We already have started making contingency plans. We keep the tank topped off to make sure that if, or when, supply stops, we’re at least at our max – and then we’ll go into power-conserving mode. For us, this is the single-biggest issue. Everything else is OK.
ROI: You’re trying to help run the hospital from Teaneck. How is that working?
MM: Normally, I would have a once-a-week call with the leadership there. Now, I’m having daily communications to make sure everything’s okay.
ROI: Are you preparing to go down there personally?
MM: I actually just got back two weeks ago. And I was planning on going down again. But no one – family, friends, co-workers – wants to see me go down right now because of this environment. It’s an all-time-high safely alert. Kidnappings are at an all-time high. And the fact that some of the alleged assassins had American ties doesn’t bode well for U.S. citizens there, either.
I know that within my region of about two and a half million people, most people understand my importance to the hospital and the hospital’s importance to them. If I went down, I would be highly guarded and cautious, more than normal, but I would still feel relatively safe. That said, I have no plans to go.
ROI: Of course, there’s no telling how long this unrest will last.
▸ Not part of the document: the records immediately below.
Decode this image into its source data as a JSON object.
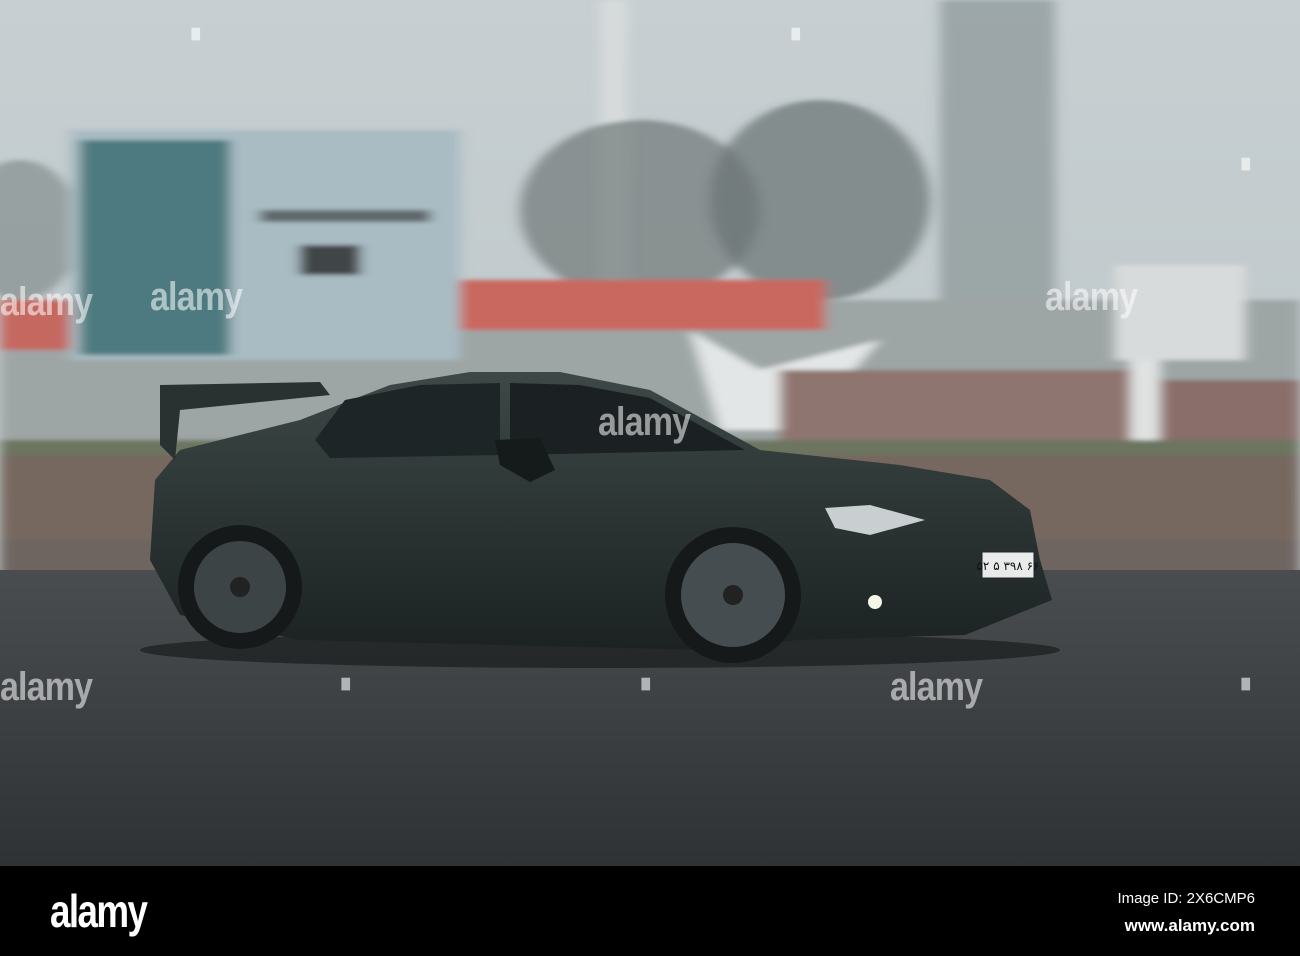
{
  "photo": {
    "subject": "car",
    "plate_text": "۵۲ ۵ ۳۹۸ ۶۶",
    "watermark_text": "alamy"
  },
  "footer": {
    "logo": "alamy",
    "image_id": "Image ID: 2X6CMP6",
    "website": "www.alamy.com"
  }
}
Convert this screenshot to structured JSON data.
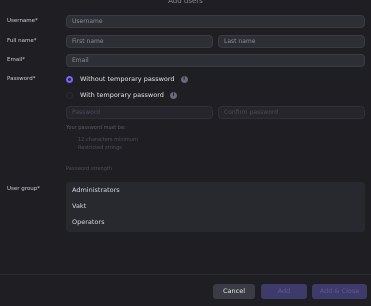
{
  "dialog": {
    "title": "Add users"
  },
  "form": {
    "username_label": "Username*",
    "username_placeholder": "Username",
    "fullname_label": "Full name*",
    "firstname_placeholder": "First name",
    "lastname_placeholder": "Last name",
    "email_label": "Email*",
    "email_placeholder": "Email",
    "password_label": "Password*",
    "option_without_temp": "Without temporary password",
    "option_with_temp": "With temporary password",
    "info_glyph": "i",
    "password_placeholder": "Password",
    "confirm_password_placeholder": "Confirm password",
    "password_rules_heading": "Your password must be:",
    "rule_min_chars": "12 characters minimum",
    "rule_restricted": "Restricted strings",
    "password_strength": "Password strength",
    "usergroup_label": "User group*",
    "usergroups": [
      "Administrators",
      "Vakt",
      "Operators"
    ]
  },
  "footer": {
    "cancel_label": "Cancel",
    "add_label": "Add",
    "add_close_label": "Add & Close"
  },
  "colors": {
    "accent": "#7b64ff",
    "background": "#1e1e23",
    "input_bg": "#2e2e35"
  }
}
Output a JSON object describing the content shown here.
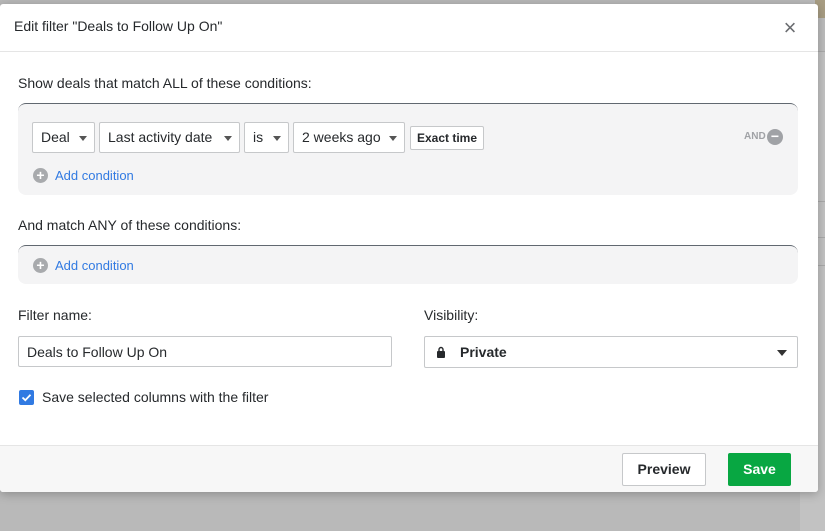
{
  "modal": {
    "title": "Edit filter \"Deals to Follow Up On\"",
    "close_symbol": "×"
  },
  "all_conditions": {
    "label": "Show deals that match ALL of these conditions:",
    "rows": [
      {
        "entity": "Deal",
        "field": "Last activity date",
        "operator": "is",
        "value": "2 weeks ago",
        "exact_time_label": "Exact time",
        "and_label": "AND",
        "remove_symbol": "−"
      }
    ],
    "add_label": "Add condition"
  },
  "any_conditions": {
    "label": "And match ANY of these conditions:",
    "add_label": "Add condition"
  },
  "filter_name": {
    "label": "Filter name:",
    "value": "Deals to Follow Up On"
  },
  "visibility": {
    "label": "Visibility:",
    "value": "Private",
    "icon": "lock-icon"
  },
  "save_columns": {
    "label": "Save selected columns with the filter",
    "checked": true
  },
  "footer": {
    "preview_label": "Preview",
    "save_label": "Save"
  },
  "colors": {
    "accent": "#317ae2",
    "save_green": "#08a742"
  }
}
It could be a few more days, a few more weeks or a few more years? How concerned are you that this will not be a short-term situation?
MM: That’s my biggest fear. They’ve had all sorts of unrest and political upheaval in the past, but there was always a designated leader at the helm. That vacuum is going to unleash a huge amount of rival individuals and gangs who want to fill that void. And so, if there’s no outside intervention from the U.S. or the United Nations to maintain the peace, the country very quickly could fall into total chaos because of these warring factions.
ROI: It must have you glued to your phone?
MM: Right now, it’s very stressful. We’ve put a lot of time and effort and resources into this. We just want to make sure it stays safe so we can continue to serve the people.